Making his way down to the stadium he pulled a cigarette, nestled up against its neighbors, wantonly from the shelter of the pack. Bypassing the locked gates he climbed the dirt hill settled against the stadium wall and hopped the cement barrier. They had dropped four dozen or so truckloads of fresh earth in pyramid precision on the football turf, but this had been weeks ago. The stadium stood unused.
He eased himself onto a flat section of the crumbling cement and gazed past the far end of the stadium. There, past the trees, past the fields sewn with potatoes and barley, thick, slate colored mountains heaved up out of the valley, stabbing at the sky. It was August but a thin dusting of snow lay hidden in the fissures in the rocks. He took a drag and held it against the panorama. As his shoulders dropped he watched it be coated in a rising cloud of breath and disturbed air, the dust now mixing with smoke.

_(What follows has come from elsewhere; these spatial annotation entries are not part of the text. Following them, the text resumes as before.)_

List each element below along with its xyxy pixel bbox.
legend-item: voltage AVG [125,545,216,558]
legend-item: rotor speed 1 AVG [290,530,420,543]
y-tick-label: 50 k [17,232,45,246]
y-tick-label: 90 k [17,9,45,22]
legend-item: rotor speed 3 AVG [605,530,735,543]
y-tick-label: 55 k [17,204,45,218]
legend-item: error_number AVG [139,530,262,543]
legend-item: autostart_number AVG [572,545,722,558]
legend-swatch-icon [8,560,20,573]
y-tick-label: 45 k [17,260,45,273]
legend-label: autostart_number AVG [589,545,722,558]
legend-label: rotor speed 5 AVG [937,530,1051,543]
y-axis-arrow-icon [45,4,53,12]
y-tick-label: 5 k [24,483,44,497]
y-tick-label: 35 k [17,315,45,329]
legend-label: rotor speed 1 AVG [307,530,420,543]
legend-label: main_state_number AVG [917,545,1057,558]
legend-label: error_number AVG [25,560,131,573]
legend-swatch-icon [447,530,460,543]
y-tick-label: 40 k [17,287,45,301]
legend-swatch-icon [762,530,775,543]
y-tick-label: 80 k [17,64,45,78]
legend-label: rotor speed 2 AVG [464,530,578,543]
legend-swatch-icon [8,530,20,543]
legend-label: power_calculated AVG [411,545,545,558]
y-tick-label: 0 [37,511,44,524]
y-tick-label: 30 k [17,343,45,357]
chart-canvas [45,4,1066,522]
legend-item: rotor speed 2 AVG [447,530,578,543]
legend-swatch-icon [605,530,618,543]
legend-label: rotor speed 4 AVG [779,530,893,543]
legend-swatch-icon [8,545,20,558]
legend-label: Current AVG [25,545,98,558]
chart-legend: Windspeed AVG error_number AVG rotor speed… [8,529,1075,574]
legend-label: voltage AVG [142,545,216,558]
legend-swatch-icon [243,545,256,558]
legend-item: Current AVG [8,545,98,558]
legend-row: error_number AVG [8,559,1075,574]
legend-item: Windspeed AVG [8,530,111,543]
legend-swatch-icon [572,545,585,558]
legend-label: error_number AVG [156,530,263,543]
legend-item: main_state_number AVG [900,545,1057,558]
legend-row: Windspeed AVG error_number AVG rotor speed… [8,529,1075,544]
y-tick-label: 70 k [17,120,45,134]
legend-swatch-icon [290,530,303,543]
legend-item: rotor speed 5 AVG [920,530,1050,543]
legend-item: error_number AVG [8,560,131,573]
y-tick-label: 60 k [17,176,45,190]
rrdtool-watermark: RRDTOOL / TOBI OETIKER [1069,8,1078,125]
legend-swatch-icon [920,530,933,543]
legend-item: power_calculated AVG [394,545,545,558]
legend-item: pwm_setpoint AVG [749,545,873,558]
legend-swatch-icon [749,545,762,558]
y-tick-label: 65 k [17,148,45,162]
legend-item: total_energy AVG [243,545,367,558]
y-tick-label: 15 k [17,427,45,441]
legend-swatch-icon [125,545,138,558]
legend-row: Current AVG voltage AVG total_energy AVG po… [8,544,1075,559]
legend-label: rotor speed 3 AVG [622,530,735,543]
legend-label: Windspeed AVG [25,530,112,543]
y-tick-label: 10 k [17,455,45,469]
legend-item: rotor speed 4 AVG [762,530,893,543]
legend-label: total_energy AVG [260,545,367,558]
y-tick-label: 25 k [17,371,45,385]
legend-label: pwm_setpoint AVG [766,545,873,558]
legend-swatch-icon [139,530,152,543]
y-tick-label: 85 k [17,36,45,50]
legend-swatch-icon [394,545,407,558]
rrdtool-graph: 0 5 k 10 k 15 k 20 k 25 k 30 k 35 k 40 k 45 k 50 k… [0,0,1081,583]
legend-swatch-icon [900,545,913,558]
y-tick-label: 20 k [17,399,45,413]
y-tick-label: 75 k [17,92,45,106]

It was a sizable park that circled the stadium, wrapping around it like a horseshoe settled on its spike. He had paced it the week before, laying out potential golf holes, dreaming of a perfectly shaped shot cutting the gaps and running the pin. An altruistic farmer had seeded the ground with crops for the government, growing vegetables and animal feed on public land. The caretaker of the property told him it would be impossible to play here and why don't you go play over in the stadium there? Next time he'd come with a few discs and show her how far they could fly. But now he was just kicking at little clumps of dirt, nicking at the little knobs of yet eroded soil, pushing out a hundred micro landslides, watching the crumbs tumble and shake and quiver along ancient river beds carved into the hill below.